As they passed, people either stepped around the situation or stopped to more closely examine it. I was one of the former, choosing to cross the street when I heard another woman near me exclaim, in a chastising, it-takes-a-village kind of tone, “I guess y’all been evicted.” Until she said that, I was unsure of what I was looking at. The woman gave the boys a wide berth, too. But other people were more brave than the two of us. A man and a woman who walked out of the Chinese restaurant nearby examined a table, inspecting it for possible rescue, I guess. Several indigent-looking folks had descended and were picking this and that, giving looks of “What are you gonna do about it?” as the boys cavorted nearby, presumably in shock.

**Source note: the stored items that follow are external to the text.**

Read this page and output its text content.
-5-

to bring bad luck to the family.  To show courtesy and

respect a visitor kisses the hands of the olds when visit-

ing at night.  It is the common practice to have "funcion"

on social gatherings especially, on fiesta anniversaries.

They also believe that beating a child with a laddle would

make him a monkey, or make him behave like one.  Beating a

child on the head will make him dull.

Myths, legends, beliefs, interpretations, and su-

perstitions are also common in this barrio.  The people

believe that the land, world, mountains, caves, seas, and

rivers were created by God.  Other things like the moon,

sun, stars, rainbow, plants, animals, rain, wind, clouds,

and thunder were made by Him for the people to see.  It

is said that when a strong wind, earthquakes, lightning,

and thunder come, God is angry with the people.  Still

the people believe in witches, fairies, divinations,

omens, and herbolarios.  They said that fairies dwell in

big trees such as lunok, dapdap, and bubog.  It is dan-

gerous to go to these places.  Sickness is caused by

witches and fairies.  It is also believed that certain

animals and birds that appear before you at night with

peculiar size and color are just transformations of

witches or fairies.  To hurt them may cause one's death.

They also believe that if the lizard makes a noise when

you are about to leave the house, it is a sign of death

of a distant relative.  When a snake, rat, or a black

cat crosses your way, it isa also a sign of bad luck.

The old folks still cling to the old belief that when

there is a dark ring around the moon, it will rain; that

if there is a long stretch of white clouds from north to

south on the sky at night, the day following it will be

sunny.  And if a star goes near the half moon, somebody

My ex-husband’s family owned rental properties in Chicago and I learned a thing or two (really, like one thing or two things) about the landlord-tenant relationship. Though my sources were biased, it did appear that the tenant has a slight edge over the landlord in the relationship’s balance of power. Once a lease is signed — at least in Chicago — a tenant is entitled to some rights that favor his or her situation (needing a place to live) over the landlord’s situation (owning an apartment.) Over the six or so years I was with my ex-husband, I heard of a few instances where an eviction needed to take place but couldn’t because of this or that red tape; I understood that the cost of evicting someone was often higher than just giving them a free month’s rent and threatening them with police force if they didn’t get out by a certain date. This usually did the trick and involved far less paperwork for everyone.

So the boys today, they must’ve screwed up pretty bad. There’s a big homelessness problem in DC. I see bums everywhere, especially around Union Station, the nearest train stop for me. I stepped around a plastic garbage can on the curb and thought that this might be just how it starts, an eviction at the end of December; for many, it’s just a domino somewhere in the middle of the chain.